Our 3 black cats enjoying their first fresh catnip of the season. (From l to right: Quincy, Mona, and Maurice.)

My relationship with the garden has had to change and adjust because I’m not the woman I was just a year ago. When I stepped away from blogging, I had to reexamine that too.


My husband’s new FIAT. Nothing brings back memories of your childhood in Italy quite like one of these.

The blog will go on and I hope to be posting regularly from now on. Sure, I’ll probably continue to be more personal than your average garden blogger, and if you don’t like it, move on. I’m convinced that gardens are made by their people and that their people and their stories matter. This is what my blog has always been about, but sadly, I didn’t get out enough to engage in other POVs.
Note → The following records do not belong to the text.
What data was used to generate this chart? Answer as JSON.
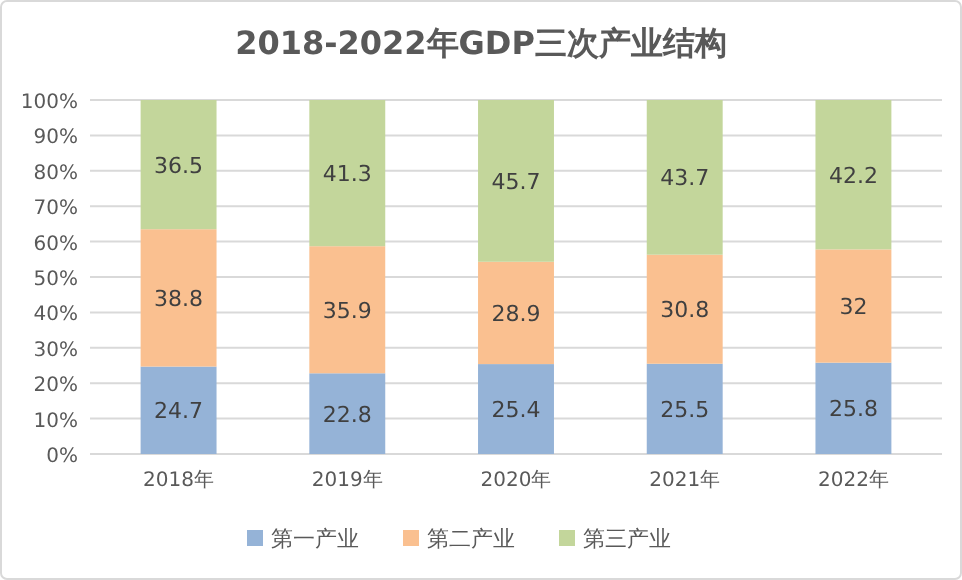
{
  "chart_data": {
    "type": "bar",
    "title": "2018-2022年GDP三次产业结构",
    "categories": [
      "2018年",
      "2019年",
      "2020年",
      "2021年",
      "2022年"
    ],
    "series": [
      {
        "name": "第一产业",
        "color": "#95b3d7",
        "values": [
          24.7,
          22.8,
          25.4,
          25.5,
          25.8
        ]
      },
      {
        "name": "第二产业",
        "color": "#fac090",
        "values": [
          38.8,
          35.9,
          28.9,
          30.8,
          32
        ]
      },
      {
        "name": "第三产业",
        "color": "#c3d69b",
        "values": [
          36.5,
          41.3,
          45.7,
          43.7,
          42.2
        ]
      }
    ],
    "stacked": true,
    "ylim": [
      0,
      100
    ],
    "yticks": [
      {
        "value": 0,
        "label": "0%"
      },
      {
        "value": 10,
        "label": "10%"
      },
      {
        "value": 20,
        "label": "20%"
      },
      {
        "value": 30,
        "label": "30%"
      },
      {
        "value": 40,
        "label": "40%"
      },
      {
        "value": 50,
        "label": "50%"
      },
      {
        "value": 60,
        "label": "60%"
      },
      {
        "value": 70,
        "label": "70%"
      },
      {
        "value": 80,
        "label": "80%"
      },
      {
        "value": 90,
        "label": "90%"
      },
      {
        "value": 100,
        "label": "100%"
      }
    ],
    "grid": "y",
    "data_labels": true,
    "legend": "bottom"
  }
}
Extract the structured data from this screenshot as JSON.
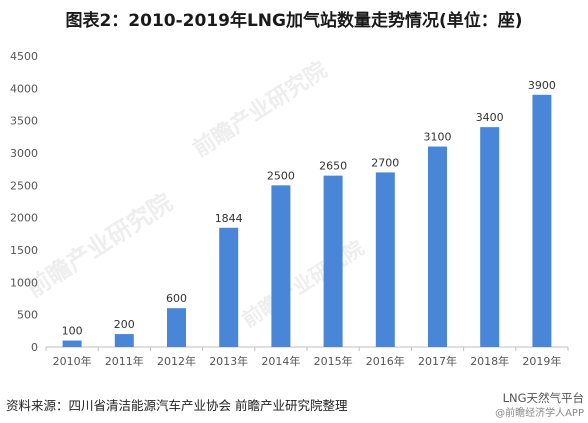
{
  "title": "图表2：2010-2019年LNG加气站数量走势情况(单位：座)",
  "source": "资料来源：四川省清洁能源汽车产业协会 前瞻产业研究院整理",
  "watermark": "前瞻产业研究院",
  "brand": {
    "line1": "LNG天然气平台",
    "line2": "@前瞻经济学人APP"
  },
  "colors": {
    "bar": "#4a86d8",
    "axis": "#bfbfbf"
  },
  "chart_data": {
    "type": "bar",
    "categories": [
      "2010年",
      "2011年",
      "2012年",
      "2013年",
      "2014年",
      "2015年",
      "2016年",
      "2017年",
      "2018年",
      "2019年"
    ],
    "values": [
      100,
      200,
      600,
      1844,
      2500,
      2650,
      2700,
      3100,
      3400,
      3900
    ],
    "ylim": [
      0,
      4500
    ],
    "yticks": [
      0,
      500,
      1000,
      1500,
      2000,
      2500,
      3000,
      3500,
      4000,
      4500
    ],
    "grid": false,
    "legend": "none"
  }
}
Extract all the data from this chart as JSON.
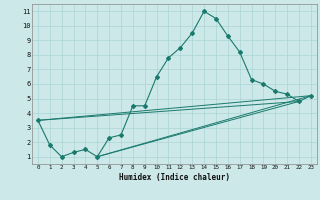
{
  "xlabel": "Humidex (Indice chaleur)",
  "bg_color": "#cce8e8",
  "line_color": "#1a7a6e",
  "grid_color": "#aad4d4",
  "xlim": [
    -0.5,
    23.5
  ],
  "ylim": [
    0.5,
    11.5
  ],
  "xticks": [
    0,
    1,
    2,
    3,
    4,
    5,
    6,
    7,
    8,
    9,
    10,
    11,
    12,
    13,
    14,
    15,
    16,
    17,
    18,
    19,
    20,
    21,
    22,
    23
  ],
  "yticks": [
    1,
    2,
    3,
    4,
    5,
    6,
    7,
    8,
    9,
    10,
    11
  ],
  "series": [
    [
      0,
      3.5
    ],
    [
      1,
      1.8
    ],
    [
      2,
      1.0
    ],
    [
      3,
      1.3
    ],
    [
      4,
      1.5
    ],
    [
      5,
      1.0
    ],
    [
      6,
      2.3
    ],
    [
      7,
      2.5
    ],
    [
      8,
      4.5
    ],
    [
      9,
      4.5
    ],
    [
      10,
      6.5
    ],
    [
      11,
      7.8
    ],
    [
      12,
      8.5
    ],
    [
      13,
      9.5
    ],
    [
      14,
      11.0
    ],
    [
      15,
      10.5
    ],
    [
      16,
      9.3
    ],
    [
      17,
      8.2
    ],
    [
      18,
      6.3
    ],
    [
      19,
      6.0
    ],
    [
      20,
      5.5
    ],
    [
      21,
      5.3
    ],
    [
      22,
      4.8
    ],
    [
      23,
      5.2
    ]
  ],
  "straight_lines": [
    [
      [
        0,
        3.5
      ],
      [
        22,
        4.8
      ]
    ],
    [
      [
        0,
        3.5
      ],
      [
        23,
        5.2
      ]
    ],
    [
      [
        5,
        1.0
      ],
      [
        22,
        4.8
      ]
    ],
    [
      [
        5,
        1.0
      ],
      [
        23,
        5.2
      ]
    ]
  ]
}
I’m convinced now it’s time to reengage with some more challenging and varied content.


Greek-style frieze seen at a local concrete garden decor supply business.
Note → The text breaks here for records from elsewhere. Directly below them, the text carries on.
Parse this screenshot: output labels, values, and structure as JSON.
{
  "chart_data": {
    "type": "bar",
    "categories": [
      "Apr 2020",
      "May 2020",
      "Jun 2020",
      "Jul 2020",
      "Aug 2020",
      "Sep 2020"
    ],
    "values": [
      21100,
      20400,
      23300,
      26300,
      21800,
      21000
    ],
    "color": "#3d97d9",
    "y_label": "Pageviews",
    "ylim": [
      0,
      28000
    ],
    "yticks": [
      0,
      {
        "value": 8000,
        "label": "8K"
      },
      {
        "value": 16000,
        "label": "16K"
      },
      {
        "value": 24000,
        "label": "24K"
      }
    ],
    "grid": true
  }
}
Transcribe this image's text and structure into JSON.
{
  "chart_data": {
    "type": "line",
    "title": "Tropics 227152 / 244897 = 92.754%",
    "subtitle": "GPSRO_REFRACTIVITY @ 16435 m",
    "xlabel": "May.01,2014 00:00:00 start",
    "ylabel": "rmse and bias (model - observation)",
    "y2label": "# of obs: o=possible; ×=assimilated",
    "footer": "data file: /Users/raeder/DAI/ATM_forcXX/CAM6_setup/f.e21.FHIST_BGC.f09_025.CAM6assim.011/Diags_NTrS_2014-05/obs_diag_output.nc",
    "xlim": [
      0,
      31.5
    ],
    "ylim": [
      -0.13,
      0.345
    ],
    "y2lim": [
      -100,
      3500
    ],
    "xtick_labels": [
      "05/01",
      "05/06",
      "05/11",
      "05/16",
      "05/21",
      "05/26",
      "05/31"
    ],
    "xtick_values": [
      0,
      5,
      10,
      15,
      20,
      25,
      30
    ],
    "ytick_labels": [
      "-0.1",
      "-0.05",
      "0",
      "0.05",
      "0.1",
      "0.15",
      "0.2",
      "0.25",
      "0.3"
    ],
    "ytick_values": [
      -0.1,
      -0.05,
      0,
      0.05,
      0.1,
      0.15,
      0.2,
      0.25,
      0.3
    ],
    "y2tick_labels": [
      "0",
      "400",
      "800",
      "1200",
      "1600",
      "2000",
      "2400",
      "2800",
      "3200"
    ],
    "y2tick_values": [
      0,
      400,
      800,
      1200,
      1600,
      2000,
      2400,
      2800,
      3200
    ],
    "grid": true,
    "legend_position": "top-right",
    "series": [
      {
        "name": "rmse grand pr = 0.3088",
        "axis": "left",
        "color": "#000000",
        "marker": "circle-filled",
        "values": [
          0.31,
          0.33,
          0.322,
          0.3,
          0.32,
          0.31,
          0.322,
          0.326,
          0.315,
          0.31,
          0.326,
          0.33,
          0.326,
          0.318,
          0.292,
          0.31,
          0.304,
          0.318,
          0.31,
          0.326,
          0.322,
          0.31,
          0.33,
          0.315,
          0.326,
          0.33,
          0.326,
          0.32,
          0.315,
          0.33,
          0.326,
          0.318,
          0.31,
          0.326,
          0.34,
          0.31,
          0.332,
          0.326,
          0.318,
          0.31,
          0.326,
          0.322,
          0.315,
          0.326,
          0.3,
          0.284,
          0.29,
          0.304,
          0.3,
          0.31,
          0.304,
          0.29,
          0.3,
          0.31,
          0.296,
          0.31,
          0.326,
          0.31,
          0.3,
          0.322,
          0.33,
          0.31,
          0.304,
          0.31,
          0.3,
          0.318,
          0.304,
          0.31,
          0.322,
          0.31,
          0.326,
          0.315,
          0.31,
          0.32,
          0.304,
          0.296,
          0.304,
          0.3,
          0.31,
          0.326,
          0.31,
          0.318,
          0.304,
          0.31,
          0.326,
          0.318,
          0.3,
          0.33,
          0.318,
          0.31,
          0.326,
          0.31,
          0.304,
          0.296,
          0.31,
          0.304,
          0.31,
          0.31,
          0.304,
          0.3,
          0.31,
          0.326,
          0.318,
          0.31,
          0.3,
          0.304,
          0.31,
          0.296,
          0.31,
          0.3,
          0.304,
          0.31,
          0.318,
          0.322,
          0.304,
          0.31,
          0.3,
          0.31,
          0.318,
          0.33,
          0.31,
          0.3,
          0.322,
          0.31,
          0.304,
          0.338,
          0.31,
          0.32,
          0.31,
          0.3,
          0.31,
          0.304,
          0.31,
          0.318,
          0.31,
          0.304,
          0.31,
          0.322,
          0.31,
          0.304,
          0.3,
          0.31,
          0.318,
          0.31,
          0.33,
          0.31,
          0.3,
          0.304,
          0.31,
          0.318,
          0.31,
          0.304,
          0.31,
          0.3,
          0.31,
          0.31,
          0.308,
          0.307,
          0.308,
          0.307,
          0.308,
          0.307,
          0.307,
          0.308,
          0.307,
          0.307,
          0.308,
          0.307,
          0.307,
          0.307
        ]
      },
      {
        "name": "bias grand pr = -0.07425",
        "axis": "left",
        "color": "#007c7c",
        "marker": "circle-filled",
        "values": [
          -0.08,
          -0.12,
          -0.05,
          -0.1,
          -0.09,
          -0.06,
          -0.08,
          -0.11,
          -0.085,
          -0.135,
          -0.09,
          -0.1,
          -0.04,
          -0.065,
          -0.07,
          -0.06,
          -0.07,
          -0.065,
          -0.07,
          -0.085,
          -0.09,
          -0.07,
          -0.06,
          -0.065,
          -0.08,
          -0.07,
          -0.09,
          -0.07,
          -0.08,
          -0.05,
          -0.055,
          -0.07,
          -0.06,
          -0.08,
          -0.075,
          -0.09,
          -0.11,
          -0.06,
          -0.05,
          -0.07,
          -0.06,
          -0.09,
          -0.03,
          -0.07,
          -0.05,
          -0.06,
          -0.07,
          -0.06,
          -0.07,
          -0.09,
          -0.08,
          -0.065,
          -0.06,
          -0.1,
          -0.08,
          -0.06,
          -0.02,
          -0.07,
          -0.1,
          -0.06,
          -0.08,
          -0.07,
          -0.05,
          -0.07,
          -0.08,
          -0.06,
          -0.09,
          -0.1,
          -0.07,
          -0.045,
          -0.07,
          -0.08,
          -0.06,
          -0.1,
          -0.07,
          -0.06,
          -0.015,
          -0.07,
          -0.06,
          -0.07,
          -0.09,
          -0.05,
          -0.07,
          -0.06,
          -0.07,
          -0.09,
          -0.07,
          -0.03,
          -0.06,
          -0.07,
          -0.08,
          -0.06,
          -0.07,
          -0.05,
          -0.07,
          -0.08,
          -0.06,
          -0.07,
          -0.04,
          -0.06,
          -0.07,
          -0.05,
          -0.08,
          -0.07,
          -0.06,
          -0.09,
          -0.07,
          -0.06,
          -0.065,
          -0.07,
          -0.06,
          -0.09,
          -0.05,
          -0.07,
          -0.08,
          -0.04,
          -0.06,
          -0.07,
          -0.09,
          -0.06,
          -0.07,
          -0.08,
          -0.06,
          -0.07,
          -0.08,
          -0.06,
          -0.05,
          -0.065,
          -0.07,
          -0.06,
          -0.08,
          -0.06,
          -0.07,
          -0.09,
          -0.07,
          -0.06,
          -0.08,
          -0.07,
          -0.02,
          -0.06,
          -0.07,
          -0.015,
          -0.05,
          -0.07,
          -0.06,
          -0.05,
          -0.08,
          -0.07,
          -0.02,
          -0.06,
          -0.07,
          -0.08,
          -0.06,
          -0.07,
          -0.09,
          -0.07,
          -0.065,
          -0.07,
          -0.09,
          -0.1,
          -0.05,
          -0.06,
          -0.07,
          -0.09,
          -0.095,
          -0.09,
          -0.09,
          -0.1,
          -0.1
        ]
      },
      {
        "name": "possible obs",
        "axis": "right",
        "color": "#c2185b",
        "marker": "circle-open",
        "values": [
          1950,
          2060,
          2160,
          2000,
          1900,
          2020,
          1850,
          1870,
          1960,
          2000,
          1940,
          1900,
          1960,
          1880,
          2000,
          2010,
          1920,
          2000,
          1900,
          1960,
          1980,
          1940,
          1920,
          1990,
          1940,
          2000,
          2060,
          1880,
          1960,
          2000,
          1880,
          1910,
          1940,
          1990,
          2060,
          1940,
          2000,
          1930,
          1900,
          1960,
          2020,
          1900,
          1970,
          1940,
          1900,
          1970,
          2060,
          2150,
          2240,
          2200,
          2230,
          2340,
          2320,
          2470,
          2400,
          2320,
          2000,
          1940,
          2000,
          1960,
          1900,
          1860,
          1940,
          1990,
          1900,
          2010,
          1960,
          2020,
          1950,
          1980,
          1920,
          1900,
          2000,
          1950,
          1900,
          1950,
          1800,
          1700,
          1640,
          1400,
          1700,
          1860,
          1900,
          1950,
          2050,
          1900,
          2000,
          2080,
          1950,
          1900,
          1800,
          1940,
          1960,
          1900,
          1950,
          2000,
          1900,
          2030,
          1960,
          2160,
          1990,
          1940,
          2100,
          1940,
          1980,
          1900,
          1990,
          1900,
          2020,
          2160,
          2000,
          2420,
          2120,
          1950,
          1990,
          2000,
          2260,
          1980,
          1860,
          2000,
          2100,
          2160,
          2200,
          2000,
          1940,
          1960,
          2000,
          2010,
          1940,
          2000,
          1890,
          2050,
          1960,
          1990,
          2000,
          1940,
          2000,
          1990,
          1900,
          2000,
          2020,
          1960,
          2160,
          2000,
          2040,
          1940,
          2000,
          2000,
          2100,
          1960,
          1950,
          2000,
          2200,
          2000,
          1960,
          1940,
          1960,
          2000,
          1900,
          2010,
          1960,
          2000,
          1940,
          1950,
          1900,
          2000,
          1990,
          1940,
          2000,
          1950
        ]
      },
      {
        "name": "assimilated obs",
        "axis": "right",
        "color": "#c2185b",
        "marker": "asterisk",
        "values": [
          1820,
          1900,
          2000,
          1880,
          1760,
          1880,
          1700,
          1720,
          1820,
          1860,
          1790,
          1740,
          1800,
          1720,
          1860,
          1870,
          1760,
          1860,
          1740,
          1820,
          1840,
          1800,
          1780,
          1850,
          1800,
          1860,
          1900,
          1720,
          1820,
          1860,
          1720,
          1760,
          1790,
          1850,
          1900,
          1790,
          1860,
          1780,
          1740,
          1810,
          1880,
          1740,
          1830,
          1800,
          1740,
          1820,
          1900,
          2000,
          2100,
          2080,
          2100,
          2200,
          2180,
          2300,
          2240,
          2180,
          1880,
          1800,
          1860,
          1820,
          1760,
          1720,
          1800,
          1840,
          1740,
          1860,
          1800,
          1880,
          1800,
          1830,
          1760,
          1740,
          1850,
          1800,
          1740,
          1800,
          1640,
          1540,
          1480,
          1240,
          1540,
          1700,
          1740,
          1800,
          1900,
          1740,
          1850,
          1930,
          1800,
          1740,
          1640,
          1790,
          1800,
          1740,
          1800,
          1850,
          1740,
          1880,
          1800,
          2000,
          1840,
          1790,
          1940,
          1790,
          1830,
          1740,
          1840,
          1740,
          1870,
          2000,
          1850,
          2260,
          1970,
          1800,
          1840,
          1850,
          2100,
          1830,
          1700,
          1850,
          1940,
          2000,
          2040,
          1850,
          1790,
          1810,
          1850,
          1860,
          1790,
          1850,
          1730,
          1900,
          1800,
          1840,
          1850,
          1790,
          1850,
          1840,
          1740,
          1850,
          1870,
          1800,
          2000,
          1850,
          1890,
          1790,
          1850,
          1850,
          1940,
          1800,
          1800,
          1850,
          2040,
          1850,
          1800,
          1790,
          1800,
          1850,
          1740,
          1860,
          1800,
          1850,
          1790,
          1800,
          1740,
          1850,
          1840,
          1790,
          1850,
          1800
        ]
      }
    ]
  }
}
In addition to regular Monday posts, I’ll also chose to publish one more day a week but it will alternate.


The garden’s first water feature.

There are many late posts to cover, with topics I’ve wanted to wrap up for several years, but much newness is occurring around the house, so I’ll try to keep it “fresh” as they say.
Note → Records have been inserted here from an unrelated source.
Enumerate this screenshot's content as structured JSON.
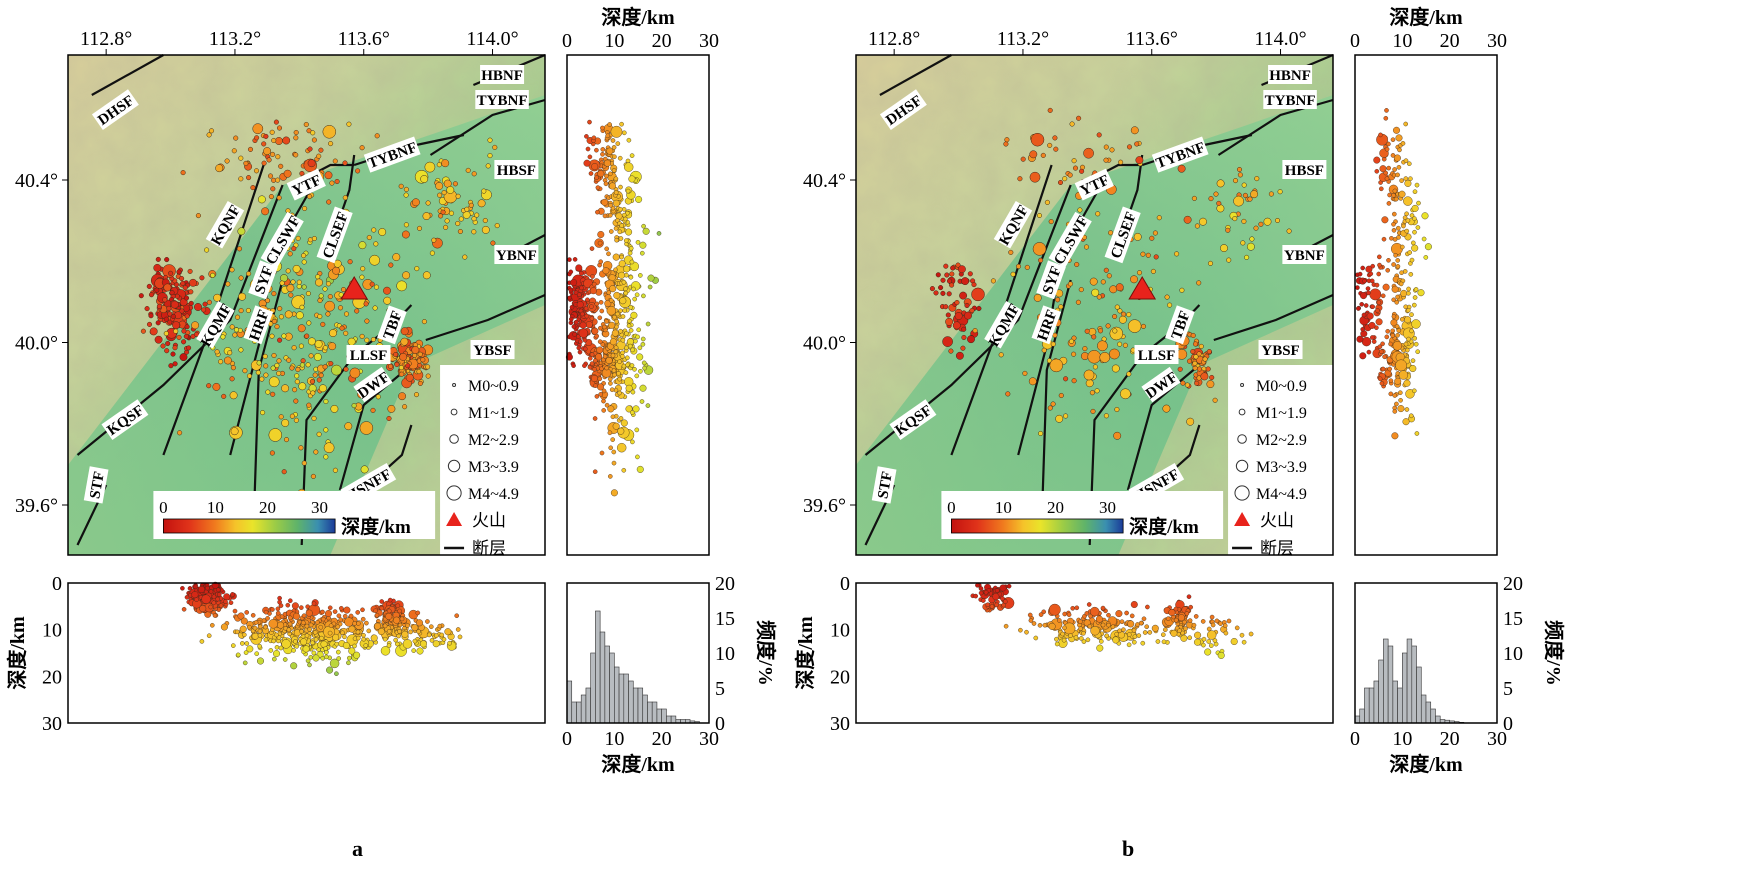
{
  "panels": [
    {
      "letter": "a",
      "lon_ticks": [
        "112.8°",
        "113.2°",
        "113.6°",
        "114.0°"
      ],
      "lat_ticks": [
        "40.4°",
        "40.0°",
        "39.6°"
      ],
      "faults": [
        "DHSF",
        "HBNF",
        "TYBNF",
        "TYBNF",
        "HBSF",
        "YTF",
        "KQNF",
        "CLSWF",
        "CLSEF",
        "YBNF",
        "SYF",
        "KQMF",
        "HRF",
        "TBF",
        "LLSF",
        "DWF",
        "YBSF",
        "KQSF",
        "STF",
        "HSNFF"
      ],
      "legend": {
        "magnitudes": [
          "M0~0.9",
          "M1~1.9",
          "M2~2.9",
          "M3~3.9",
          "M4~4.9"
        ],
        "volcano": "火山",
        "fault": "断层"
      },
      "colorbar": {
        "ticks": [
          "0",
          "10",
          "20",
          "30"
        ],
        "label": "深度/km"
      },
      "depth_side": {
        "top_label": "深度/km",
        "ticks": [
          "0",
          "10",
          "20",
          "30"
        ]
      },
      "depth_bottom": {
        "y_label": "深度/km",
        "ticks": [
          "0",
          "10",
          "20",
          "30"
        ]
      },
      "histogram": {
        "x_label": "深度/km",
        "y_label": "频度/%",
        "x_ticks": [
          "0",
          "10",
          "20",
          "30"
        ],
        "y_ticks": [
          "0",
          "5",
          "10",
          "15",
          "20"
        ]
      }
    },
    {
      "letter": "b",
      "lon_ticks": [
        "112.8°",
        "113.2°",
        "113.6°",
        "114.0°"
      ],
      "lat_ticks": [
        "40.4°",
        "40.0°",
        "39.6°"
      ],
      "faults": [
        "DHSF",
        "HBNF",
        "TYBNF",
        "TYBNF",
        "HBSF",
        "YTF",
        "KQNF",
        "CLSWF",
        "CLSEF",
        "YBNF",
        "SYF",
        "KQMF",
        "HRF",
        "TBF",
        "LLSF",
        "DWF",
        "YBSF",
        "KQSF",
        "STF",
        "HSNFF"
      ],
      "legend": {
        "magnitudes": [
          "M0~0.9",
          "M1~1.9",
          "M2~2.9",
          "M3~3.9",
          "M4~4.9"
        ],
        "volcano": "火山",
        "fault": "断层"
      },
      "colorbar": {
        "ticks": [
          "0",
          "10",
          "20",
          "30"
        ],
        "label": "深度/km"
      },
      "depth_side": {
        "top_label": "深度/km",
        "ticks": [
          "0",
          "10",
          "20",
          "30"
        ]
      },
      "depth_bottom": {
        "y_label": "深度/km",
        "ticks": [
          "0",
          "10",
          "20",
          "30"
        ]
      },
      "histogram": {
        "x_label": "深度/km",
        "y_label": "频度/%",
        "x_ticks": [
          "0",
          "10",
          "20",
          "30"
        ],
        "y_ticks": [
          "0",
          "5",
          "10",
          "15",
          "20"
        ]
      }
    }
  ],
  "chart_data": [
    {
      "type": "bar",
      "categories": [
        "0",
        "1",
        "2",
        "3",
        "4",
        "5",
        "6",
        "7",
        "8",
        "9",
        "10",
        "11",
        "12",
        "13",
        "14",
        "15",
        "16",
        "17",
        "18",
        "19",
        "20",
        "21",
        "22",
        "23",
        "24",
        "25",
        "26",
        "27",
        "28",
        "29"
      ],
      "values": [
        6,
        3,
        3,
        4,
        5,
        10,
        16,
        13,
        11,
        10,
        8,
        7,
        7,
        6,
        5,
        5,
        4,
        3,
        3,
        2,
        2,
        1,
        1,
        0.5,
        0.5,
        0.5,
        0.3,
        0.2,
        0,
        0
      ],
      "xlim": [
        0,
        30
      ],
      "ylim": [
        0,
        20
      ]
    },
    {
      "type": "bar",
      "categories": [
        "0",
        "1",
        "2",
        "3",
        "4",
        "5",
        "6",
        "7",
        "8",
        "9",
        "10",
        "11",
        "12",
        "13",
        "14",
        "15",
        "16",
        "17",
        "18",
        "19",
        "20",
        "21",
        "22",
        "23",
        "24",
        "25",
        "26",
        "27",
        "28",
        "29"
      ],
      "values": [
        1,
        2,
        5,
        5,
        6,
        9,
        12,
        11,
        6,
        5,
        10,
        12,
        11,
        8,
        4,
        3,
        2,
        1,
        0.5,
        0.4,
        0.3,
        0.2,
        0.1,
        0,
        0,
        0,
        0,
        0,
        0,
        0
      ],
      "xlim": [
        0,
        30
      ],
      "ylim": [
        0,
        20
      ]
    }
  ],
  "colors": {
    "depth_scale": [
      "#c3120f",
      "#e0331a",
      "#f07a1e",
      "#f5c32a",
      "#e9e42a",
      "#9ccc46",
      "#5fb36a",
      "#3a8fb0",
      "#1a3a98"
    ],
    "volcano": "#e8231c",
    "fault": "#111111"
  }
}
A gift from one gardener to another. There’s nothing better than a weekend brunch with friends, especially when they bring you fresh flowers from their garden.

Ok, my fingers are warmed up now. This is feeling comfortable again. It’s just like riding a bike, right?

Ok, hope to see you again soon!

Now where’s that PUBLISH button…?

4 thoughts on “Returning Home to My Garden

  1. Laurin Lindsey

    Ann, what a beautiful post. I remember first meeting you at Joy Creek nursery before you drove off to help organize something : ) It wasn’t a long chat but it is one of my treasured memories from the fling. I have been fighting an autoimmune issue for 5 years and I so connect with your journey. In the middle of that my youngest sister died of cancer, and my ability to heal was very slow. The Portland fling was my first outing in years. Meeting you and other people with wonderful souls and a shared passion of gardening was a big turning point. I have keep up with you via FB but being able sit here and see the beautiful pictures of your garden and hear your progress brings it back full circle. I don’t have a destination garden either. I have what I call a crow or should it be crone garden as I will be 60 in a few weeks : ) I see a plant I like and I try to find a place where it will be happy and thrive. Oh and seeds…I buy seed of thing that shouldn’t even grow here! I like seeds because they have so much potential. I am so happy things are beginning to settle in for you and you are so generous to share you journey. HUGS

    Liked by 2 people

  2. grwhryrpltd

    I am so glad you are here. You have a wonderful point of view and I look forward to seeing life through your eyes and in your words, here on the blog, and hopefully at the next garden blogger fling too…?! Now, if only I could give myself the time to wipe the dust off my own neglected blog, I could find the publish button every once in a while too.

    Liked by 2 people

  3. I love most of all a blog that dares to venture into the personal. I dabble in personal story in mine and then delete half or more of what I write because I get anxious about it. I love you for being bold enough to share personal as well as plant thoughts.